While the hosts ended the day with the advantage, the morning had brought forth a deluge of runs via Pujara and Rahane. Both men had come into the game with increasing scrutiny about their spots in the XI, and ended up making fifties. They were proactive and on the lookout for runs. Pujara showed his intent early by whacking an on drive to the long-on boundary off Lungi Ngidi in the day’s second over – this, after he had already glanced a four at the start of it. It was the sort of ball which Pujara might ordinarily have just pushed to cover. Three overs later, Rahane rose with the ball as Jansen banged it in short outside off, and cut it beautifully over point for six.
Rabada then gave Rishabh Pant a working over in just two balls, beating him outside off first up and then firing a missile that rose up to throat and had the batter in a complete tangle as he fended with his gloves and saw the ball land short of the slips. Next ball, Pant danced down the track and tried to whack Rabada over cover, but only got an edge through to the keeper.
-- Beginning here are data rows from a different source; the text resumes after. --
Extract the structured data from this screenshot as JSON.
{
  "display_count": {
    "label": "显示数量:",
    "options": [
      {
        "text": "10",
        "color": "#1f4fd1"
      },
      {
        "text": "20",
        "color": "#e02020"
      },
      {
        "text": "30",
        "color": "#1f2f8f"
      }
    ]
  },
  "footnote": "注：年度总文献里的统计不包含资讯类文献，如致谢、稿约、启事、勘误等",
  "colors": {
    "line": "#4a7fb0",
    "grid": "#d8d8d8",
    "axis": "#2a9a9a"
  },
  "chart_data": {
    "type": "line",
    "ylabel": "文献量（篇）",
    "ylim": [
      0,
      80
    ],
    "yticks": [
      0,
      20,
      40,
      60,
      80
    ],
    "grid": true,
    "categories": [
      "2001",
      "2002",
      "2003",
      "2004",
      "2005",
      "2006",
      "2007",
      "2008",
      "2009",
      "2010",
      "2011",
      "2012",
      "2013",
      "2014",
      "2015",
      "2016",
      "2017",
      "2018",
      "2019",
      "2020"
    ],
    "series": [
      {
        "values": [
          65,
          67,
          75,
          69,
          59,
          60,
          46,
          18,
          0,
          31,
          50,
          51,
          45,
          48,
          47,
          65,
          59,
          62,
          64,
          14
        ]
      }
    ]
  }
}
With Rabada in the seventh over of his spell and his bowling clearly a cut above the rest, Pant’s shot selection might not have been the best.
India’s target seemed like a safe one given the nature of the surface, where some balls were spitting up off a length. But a confident Markram put his failures of this series behind him to play an attacking role in the opening stand.
Thakur continued to have a fantastic Test when he trapped Markram lbw in an over that had two close calls already. R Ashwin then provided an important breakthrough, getting Peterson lbw. He had van der Dussen in some trouble too, and while KL Rahul rotated his bowlers around – the injured Mohammed Siraj bowled the least – and all of them kept things tight, Elgar and van der Dussen survived till stumps.